Le Juif errant (Eugène Sue)/Partie XV/16

La bibliothèque libre.
Méline, Cans et compagnie (9-10p. 159-174).
Quinzième partie


XVI


Les anonymes.


Nous dirons tout à l’heure ce qu’il advint de la lettre que Rabat-Joie tenait entre ses dents, et pourquoi il quitta son maître lorsque celui-ci courut au-devant d’Agricol.

Dagobert n’avait pas vu son fils depuis plusieurs jours ; l’embrassant d’abord cordialement, il le conduisit ensuite dans une des deux pièces du rez-de-chaussée qui composaient son appartement.

— Et ta femme, comment va-t-elle ? dit le soldat à son fils.

— Elle va bien, mon père, je te remercie.

S’apercevant alors de l’altération des traits d’Agricol, Dagobert reprit :

— Tu as l’air chagrin ! T’est-il arrivé quelque chose depuis que je ne t’ai vu ?

— Mon père… tout est fini ;… il est perdu pour nous, dit le forgeron avec un accent désespéré.

— De qui parles-tu ?

— De M. Hardy.

— Lui ?… mais il y a trois jours, tu devais, m’as-tu dit, aller le voir ?…

— Oui, mon père, je l’ai vu, mon digne frère Gabriel aussi l’a vu… et lui a parlé ! comme il parle… avec la voix du cœur : aussi l’avait-il si bravement ranimé, encouragé, que M. Hardy s’était décidé à revenir au milieu de nous ; alors, moi, fou de bonheur, je cours apprendre cette bonne nouvelle à quelques camarades qui m’attendaient pour savoir le résultat de notre entrevue avec M. Hardy ; je reviens avec eux pour le remercier.

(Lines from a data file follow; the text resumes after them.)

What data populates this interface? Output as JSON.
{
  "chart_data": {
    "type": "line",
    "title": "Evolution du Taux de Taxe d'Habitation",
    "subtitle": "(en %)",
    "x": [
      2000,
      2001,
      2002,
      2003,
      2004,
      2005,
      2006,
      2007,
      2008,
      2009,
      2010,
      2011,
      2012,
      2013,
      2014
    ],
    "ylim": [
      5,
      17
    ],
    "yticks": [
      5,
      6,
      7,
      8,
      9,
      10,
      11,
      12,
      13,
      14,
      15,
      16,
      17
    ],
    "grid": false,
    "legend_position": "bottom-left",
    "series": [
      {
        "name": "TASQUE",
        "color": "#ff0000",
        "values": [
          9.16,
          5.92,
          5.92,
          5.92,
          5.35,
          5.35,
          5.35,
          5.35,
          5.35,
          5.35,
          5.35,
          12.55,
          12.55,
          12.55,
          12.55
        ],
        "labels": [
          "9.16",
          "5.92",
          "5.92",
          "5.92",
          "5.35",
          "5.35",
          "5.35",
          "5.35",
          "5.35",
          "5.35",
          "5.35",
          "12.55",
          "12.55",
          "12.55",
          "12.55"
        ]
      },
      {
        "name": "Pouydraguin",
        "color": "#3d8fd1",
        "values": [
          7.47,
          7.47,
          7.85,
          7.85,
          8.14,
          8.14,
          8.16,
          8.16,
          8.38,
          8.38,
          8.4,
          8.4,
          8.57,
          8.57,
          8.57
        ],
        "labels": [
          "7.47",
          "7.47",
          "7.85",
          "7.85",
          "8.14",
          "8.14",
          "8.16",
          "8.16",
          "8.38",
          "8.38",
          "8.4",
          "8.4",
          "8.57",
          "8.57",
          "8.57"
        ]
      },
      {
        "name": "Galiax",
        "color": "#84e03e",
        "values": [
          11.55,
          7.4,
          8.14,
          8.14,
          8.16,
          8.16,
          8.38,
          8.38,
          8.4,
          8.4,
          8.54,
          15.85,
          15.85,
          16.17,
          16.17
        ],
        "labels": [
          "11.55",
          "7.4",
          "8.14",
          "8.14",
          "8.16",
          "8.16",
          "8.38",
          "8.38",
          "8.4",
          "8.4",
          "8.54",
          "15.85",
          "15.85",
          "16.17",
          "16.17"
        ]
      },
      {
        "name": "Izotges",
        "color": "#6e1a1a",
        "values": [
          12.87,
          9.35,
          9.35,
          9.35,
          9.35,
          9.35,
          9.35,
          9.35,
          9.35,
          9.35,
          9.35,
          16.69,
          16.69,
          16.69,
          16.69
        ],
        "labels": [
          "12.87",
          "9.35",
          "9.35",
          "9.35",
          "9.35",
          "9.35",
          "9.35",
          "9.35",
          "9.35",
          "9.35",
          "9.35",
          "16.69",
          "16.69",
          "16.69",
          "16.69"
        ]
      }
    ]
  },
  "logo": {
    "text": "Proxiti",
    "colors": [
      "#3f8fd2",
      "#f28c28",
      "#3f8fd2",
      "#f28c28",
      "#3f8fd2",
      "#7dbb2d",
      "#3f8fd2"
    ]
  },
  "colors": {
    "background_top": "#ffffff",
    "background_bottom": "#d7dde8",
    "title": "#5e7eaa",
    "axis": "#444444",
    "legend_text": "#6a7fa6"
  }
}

Nous étions à cent pas de la porte de la maison des robes noires…

— Les robes noires ? dit Dagobert d’un air sombre. Alors… quelque malheur doit arriver ;… je les connais.

— Tu ne te trompes pas, mon père, répondit Agricol avec un soupir ; j’accourais donc avec mes camarades, lorsque je vois de loin arriver une voiture ; je ne sais quel pressentiment me dit que c’était M. Hardy qu’on emmenait…

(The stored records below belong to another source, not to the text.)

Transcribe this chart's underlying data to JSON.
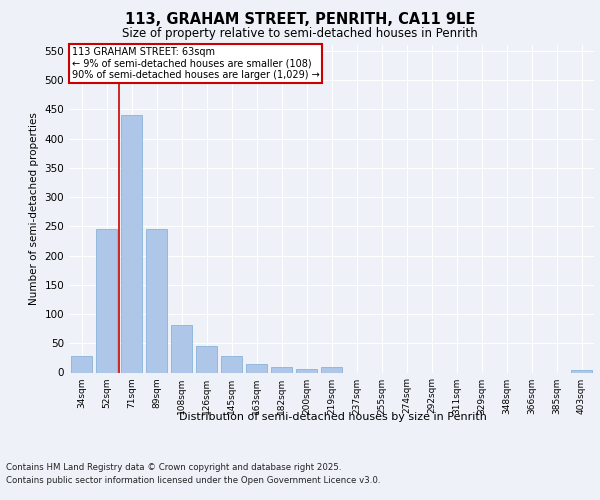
{
  "title": "113, GRAHAM STREET, PENRITH, CA11 9LE",
  "subtitle": "Size of property relative to semi-detached houses in Penrith",
  "xlabel": "Distribution of semi-detached houses by size in Penrith",
  "ylabel": "Number of semi-detached properties",
  "categories": [
    "34sqm",
    "52sqm",
    "71sqm",
    "89sqm",
    "108sqm",
    "126sqm",
    "145sqm",
    "163sqm",
    "182sqm",
    "200sqm",
    "219sqm",
    "237sqm",
    "255sqm",
    "274sqm",
    "292sqm",
    "311sqm",
    "329sqm",
    "348sqm",
    "366sqm",
    "385sqm",
    "403sqm"
  ],
  "values": [
    28,
    245,
    440,
    245,
    82,
    45,
    28,
    15,
    10,
    6,
    10,
    0,
    0,
    0,
    0,
    0,
    0,
    0,
    0,
    0,
    5
  ],
  "bar_color": "#aec6e8",
  "bar_edge_color": "#7aadd4",
  "annotation_text_line1": "113 GRAHAM STREET: 63sqm",
  "annotation_text_line2": "← 9% of semi-detached houses are smaller (108)",
  "annotation_text_line3": "90% of semi-detached houses are larger (1,029) →",
  "annotation_box_color": "#ffffff",
  "annotation_box_edge_color": "#cc0000",
  "vline_color": "#cc0000",
  "vline_x": 1.5,
  "ylim": [
    0,
    560
  ],
  "yticks": [
    0,
    50,
    100,
    150,
    200,
    250,
    300,
    350,
    400,
    450,
    500,
    550
  ],
  "background_color": "#eef2f8",
  "plot_background": "#eef2f8",
  "grid_color": "#ffffff",
  "footer_line1": "Contains HM Land Registry data © Crown copyright and database right 2025.",
  "footer_line2": "Contains public sector information licensed under the Open Government Licence v3.0."
}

— De force ! dit vivement Dagobert.

— Non, répondit amèrement Agricol, non ; ces prêtres sont trop adroits pour ça ;… ils savent toujours vous rendre complices du mal qu’ils vous font, ne sais-je pas comment ils s’y sont pris avec ma bonne mère ?

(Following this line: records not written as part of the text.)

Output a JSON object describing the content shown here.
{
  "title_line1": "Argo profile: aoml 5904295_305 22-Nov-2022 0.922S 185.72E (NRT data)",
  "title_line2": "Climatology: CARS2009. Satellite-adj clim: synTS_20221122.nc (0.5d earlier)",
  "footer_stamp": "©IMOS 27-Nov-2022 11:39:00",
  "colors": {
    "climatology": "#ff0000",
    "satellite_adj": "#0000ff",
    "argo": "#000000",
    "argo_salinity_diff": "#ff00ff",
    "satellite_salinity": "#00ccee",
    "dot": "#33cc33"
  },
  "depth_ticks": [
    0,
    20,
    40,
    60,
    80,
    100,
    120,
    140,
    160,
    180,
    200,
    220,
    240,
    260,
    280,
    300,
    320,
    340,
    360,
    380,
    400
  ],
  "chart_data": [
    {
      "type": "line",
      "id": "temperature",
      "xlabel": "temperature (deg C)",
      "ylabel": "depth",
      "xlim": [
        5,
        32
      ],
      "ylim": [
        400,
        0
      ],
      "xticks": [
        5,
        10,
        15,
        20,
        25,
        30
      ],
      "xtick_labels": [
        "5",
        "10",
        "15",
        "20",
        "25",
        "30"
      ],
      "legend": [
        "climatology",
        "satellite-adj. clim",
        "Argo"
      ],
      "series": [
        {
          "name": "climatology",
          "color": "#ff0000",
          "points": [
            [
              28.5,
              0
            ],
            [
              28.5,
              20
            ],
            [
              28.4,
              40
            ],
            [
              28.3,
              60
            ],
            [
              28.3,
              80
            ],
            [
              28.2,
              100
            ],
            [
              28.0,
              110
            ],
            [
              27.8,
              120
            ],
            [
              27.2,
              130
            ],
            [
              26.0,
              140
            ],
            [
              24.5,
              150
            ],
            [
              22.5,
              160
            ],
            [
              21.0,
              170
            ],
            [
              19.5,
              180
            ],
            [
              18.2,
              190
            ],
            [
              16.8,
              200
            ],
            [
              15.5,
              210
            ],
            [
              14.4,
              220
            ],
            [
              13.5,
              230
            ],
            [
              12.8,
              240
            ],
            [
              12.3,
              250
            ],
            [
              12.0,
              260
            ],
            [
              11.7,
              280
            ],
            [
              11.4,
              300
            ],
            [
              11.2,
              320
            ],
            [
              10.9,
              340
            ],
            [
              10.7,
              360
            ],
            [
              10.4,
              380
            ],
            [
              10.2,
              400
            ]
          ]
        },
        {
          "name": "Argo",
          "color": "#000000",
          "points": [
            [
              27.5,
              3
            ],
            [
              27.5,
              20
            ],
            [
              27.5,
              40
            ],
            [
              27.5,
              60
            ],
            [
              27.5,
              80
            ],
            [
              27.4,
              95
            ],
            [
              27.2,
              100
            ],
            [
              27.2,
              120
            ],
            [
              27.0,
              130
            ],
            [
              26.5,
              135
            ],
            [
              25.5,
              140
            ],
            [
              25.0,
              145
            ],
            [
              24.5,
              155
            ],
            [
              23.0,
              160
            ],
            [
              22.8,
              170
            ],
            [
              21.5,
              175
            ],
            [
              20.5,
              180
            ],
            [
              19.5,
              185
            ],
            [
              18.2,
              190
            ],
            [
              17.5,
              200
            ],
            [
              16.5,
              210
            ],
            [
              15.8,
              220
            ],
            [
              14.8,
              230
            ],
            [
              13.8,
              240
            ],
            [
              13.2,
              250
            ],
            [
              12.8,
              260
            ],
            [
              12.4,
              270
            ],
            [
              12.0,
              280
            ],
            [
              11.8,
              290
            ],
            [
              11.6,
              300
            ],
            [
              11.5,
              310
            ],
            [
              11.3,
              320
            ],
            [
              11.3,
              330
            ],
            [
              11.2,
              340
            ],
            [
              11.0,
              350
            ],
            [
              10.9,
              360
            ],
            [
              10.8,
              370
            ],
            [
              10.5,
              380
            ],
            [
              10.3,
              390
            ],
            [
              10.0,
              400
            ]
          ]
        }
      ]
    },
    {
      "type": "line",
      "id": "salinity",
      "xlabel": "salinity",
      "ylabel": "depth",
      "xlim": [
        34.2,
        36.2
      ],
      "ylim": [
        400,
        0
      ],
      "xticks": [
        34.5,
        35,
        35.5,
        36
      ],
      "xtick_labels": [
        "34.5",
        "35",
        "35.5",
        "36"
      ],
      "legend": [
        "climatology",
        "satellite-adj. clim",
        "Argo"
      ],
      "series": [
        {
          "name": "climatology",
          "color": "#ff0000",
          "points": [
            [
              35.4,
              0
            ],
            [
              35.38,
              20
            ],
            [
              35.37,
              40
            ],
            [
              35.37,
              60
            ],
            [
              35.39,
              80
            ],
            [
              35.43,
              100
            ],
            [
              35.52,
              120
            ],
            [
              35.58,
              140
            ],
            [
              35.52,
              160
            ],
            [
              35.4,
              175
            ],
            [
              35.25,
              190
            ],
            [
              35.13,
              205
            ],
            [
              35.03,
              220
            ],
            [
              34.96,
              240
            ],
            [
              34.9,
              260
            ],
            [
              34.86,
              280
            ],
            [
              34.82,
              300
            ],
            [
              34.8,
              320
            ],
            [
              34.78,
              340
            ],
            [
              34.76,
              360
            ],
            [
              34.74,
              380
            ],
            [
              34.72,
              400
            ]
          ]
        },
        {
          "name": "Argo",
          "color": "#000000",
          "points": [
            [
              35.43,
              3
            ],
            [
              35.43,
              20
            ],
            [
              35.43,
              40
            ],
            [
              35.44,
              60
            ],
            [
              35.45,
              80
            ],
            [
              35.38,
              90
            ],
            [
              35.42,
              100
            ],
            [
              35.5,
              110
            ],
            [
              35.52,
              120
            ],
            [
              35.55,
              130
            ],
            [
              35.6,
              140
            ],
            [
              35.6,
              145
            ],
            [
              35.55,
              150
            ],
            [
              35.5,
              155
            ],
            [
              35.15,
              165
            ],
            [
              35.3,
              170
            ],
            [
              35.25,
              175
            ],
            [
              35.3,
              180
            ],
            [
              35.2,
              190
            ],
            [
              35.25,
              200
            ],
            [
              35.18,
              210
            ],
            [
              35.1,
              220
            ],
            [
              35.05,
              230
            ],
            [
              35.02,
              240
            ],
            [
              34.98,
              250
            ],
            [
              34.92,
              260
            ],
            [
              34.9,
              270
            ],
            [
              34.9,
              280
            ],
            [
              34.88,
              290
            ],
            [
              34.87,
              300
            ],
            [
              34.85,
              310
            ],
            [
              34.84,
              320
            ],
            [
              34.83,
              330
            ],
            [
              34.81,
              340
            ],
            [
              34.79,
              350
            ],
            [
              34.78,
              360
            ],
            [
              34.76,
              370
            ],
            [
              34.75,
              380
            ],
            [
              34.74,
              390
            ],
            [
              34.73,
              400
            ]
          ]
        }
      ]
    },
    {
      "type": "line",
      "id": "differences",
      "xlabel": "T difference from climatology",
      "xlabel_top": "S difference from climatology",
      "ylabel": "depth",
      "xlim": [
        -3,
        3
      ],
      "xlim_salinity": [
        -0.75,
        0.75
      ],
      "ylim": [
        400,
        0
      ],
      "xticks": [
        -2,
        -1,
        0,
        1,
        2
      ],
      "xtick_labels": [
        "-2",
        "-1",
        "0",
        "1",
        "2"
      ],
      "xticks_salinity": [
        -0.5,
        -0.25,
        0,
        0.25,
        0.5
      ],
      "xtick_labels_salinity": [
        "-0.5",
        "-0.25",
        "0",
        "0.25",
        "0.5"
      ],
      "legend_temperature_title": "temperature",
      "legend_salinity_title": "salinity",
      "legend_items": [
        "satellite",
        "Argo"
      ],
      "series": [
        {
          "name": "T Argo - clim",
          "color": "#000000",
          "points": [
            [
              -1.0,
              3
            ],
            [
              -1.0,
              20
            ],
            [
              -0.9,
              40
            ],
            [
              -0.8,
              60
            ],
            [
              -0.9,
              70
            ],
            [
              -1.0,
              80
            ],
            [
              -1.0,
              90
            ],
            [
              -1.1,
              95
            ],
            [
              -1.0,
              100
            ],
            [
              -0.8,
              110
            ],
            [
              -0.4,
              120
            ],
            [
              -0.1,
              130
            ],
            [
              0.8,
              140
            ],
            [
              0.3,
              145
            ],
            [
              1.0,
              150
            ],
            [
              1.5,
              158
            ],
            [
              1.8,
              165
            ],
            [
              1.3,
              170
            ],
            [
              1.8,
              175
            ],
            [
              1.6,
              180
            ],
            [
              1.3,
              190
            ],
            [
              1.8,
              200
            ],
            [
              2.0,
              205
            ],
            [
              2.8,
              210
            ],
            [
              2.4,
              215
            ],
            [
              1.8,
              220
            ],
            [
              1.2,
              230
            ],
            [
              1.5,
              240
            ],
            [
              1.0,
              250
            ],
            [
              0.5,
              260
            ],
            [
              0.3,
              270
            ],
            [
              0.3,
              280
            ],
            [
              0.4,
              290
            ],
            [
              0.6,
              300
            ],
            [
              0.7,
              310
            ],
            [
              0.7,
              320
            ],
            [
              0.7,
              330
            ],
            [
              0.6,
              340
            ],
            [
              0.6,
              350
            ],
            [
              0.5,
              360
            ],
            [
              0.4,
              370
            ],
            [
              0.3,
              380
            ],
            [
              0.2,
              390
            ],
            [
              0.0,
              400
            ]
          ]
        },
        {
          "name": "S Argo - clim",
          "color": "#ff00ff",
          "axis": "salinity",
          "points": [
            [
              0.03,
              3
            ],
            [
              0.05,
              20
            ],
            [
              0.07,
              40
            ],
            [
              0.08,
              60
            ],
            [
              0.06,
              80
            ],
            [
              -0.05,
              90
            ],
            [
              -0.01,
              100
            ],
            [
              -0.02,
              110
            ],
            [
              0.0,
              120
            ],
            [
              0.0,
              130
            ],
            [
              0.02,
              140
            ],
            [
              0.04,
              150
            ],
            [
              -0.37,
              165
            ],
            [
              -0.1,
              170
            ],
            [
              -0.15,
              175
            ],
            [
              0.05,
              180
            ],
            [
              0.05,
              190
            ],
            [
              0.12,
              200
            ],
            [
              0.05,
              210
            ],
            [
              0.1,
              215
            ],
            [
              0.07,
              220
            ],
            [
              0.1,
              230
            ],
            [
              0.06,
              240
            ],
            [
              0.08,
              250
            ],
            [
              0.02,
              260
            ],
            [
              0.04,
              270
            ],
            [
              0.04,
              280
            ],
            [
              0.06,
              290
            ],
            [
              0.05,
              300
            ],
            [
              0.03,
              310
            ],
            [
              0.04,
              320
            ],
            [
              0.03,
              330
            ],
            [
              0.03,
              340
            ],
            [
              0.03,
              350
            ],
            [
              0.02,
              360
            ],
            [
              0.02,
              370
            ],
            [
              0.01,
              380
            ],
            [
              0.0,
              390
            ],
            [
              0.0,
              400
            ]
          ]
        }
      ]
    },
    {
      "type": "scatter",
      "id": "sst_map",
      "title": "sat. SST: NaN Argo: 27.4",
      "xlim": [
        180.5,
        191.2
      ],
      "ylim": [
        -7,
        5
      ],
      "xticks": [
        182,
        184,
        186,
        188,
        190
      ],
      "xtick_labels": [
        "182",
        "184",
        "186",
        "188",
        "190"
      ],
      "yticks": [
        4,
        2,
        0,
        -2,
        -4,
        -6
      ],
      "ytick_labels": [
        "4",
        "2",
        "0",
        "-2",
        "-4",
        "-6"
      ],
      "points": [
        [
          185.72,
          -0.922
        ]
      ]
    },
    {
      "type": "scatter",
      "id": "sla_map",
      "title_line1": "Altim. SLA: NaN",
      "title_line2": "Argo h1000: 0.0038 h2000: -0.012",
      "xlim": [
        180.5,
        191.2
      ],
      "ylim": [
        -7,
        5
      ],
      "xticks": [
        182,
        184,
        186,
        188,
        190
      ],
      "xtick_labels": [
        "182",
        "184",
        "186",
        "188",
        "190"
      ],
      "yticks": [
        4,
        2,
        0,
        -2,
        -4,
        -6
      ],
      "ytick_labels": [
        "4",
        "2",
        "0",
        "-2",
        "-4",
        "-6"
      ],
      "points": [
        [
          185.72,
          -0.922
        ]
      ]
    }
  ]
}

— Oui… digne femme… encore une pauvre mouche qu’ils ont enlacée dans leur toile ;… mais cette voiture dont tu parles ?

— En la voyant sortir de la maison des robes noires, reprit Agricol, mon cœur se serre, et, par un mouvement plus fort que moi, je me jette à la tête des chevaux, en appelant mes camarades à l’aide ; mais le postillon me renverse d’un coup de fouet qui m’étourdit ; je tombe… Quand je revins à moi, la voiture était loin.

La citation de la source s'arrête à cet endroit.